You can see the play from the video below, which came from NESN’s call.

On the TBS call, Costas made note of how much Cordero had been robbed by the Rays’ shift.

“There is a classic base hit for 100 years,” Costas said. “But in this case, it’s clutched by Taylor Walls.”

Costas noted that a similarly batted ball might become a hit next year.

“Might be a base hit as soon as next year.”

MLB is considering rules that would limit a defense’s ability to shift. The proposed change would force teams to start plays with two infielders on either side of second base. The infielders would have to begin pitches with both feet on the dirt. Such rules would prevent teams from placing infielders into the outfield the way the Rays did to rob Cordero of a classic hit.

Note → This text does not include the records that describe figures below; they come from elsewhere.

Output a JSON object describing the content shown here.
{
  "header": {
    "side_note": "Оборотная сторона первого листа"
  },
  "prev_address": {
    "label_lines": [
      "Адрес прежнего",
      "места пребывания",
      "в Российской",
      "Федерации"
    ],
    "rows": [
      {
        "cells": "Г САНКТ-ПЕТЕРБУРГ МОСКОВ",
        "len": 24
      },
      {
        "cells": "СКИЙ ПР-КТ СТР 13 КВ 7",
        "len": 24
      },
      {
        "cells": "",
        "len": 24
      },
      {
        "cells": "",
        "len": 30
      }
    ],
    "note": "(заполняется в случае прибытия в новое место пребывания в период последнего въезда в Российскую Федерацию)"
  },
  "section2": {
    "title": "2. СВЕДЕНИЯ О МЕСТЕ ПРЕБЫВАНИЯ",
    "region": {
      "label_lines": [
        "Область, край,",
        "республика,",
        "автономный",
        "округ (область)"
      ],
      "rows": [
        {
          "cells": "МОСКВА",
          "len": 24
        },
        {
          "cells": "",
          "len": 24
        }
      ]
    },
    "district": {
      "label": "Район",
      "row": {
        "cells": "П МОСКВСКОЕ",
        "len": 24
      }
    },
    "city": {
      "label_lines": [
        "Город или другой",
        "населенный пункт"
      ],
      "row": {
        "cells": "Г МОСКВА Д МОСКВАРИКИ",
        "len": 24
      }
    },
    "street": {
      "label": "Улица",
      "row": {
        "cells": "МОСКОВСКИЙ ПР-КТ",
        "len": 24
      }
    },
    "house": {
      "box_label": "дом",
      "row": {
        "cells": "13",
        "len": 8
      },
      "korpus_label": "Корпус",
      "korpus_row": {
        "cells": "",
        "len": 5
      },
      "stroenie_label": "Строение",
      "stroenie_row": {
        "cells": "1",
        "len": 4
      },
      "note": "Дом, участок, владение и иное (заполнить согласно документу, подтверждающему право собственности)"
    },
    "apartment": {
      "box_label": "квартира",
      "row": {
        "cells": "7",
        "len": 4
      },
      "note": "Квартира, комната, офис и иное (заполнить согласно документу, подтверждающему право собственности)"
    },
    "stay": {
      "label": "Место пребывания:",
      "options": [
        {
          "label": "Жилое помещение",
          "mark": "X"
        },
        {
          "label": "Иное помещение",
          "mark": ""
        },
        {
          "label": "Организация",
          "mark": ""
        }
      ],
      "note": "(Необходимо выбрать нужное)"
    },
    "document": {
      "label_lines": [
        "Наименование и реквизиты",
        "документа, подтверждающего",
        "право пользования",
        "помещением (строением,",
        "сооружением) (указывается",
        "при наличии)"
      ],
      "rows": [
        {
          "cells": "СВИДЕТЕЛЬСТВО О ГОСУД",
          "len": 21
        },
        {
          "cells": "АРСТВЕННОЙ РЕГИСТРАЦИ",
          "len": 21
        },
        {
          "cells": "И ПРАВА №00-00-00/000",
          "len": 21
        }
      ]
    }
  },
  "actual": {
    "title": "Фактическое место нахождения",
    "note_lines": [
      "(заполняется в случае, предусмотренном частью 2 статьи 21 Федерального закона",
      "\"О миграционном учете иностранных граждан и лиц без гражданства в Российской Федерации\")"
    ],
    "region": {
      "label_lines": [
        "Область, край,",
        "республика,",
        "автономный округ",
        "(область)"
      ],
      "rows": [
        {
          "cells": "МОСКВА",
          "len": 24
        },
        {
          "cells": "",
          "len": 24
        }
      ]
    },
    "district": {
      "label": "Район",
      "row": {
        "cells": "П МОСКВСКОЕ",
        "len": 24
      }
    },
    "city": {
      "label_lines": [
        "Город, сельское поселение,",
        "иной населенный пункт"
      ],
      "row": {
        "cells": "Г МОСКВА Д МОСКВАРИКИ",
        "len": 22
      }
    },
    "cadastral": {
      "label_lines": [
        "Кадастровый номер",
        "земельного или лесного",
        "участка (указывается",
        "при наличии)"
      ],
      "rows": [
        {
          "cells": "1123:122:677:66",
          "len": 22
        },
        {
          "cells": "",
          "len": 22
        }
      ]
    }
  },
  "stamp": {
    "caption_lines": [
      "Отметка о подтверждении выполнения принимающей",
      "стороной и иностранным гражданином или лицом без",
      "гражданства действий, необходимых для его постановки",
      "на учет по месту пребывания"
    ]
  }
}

I’m all for the rule change for the exact reason Costas mentioned. Cordero stung that ball. He hit it 114.6 mph and over the head of where a second baseman traditionally stands. In the past, that’s always been a hit. But in today’s MLB, it goes for an out.

The analytics departments for teams have become too good, and that’s taken a lot of fun out of the game. Who wants to see a classic base hit be caught for an out in shallow right field? The biggest and best hits come from pulled balls, not from ones going to the opposite field. It’s in the best interest of the game to have balls like the one hit by Cordero go for a hit.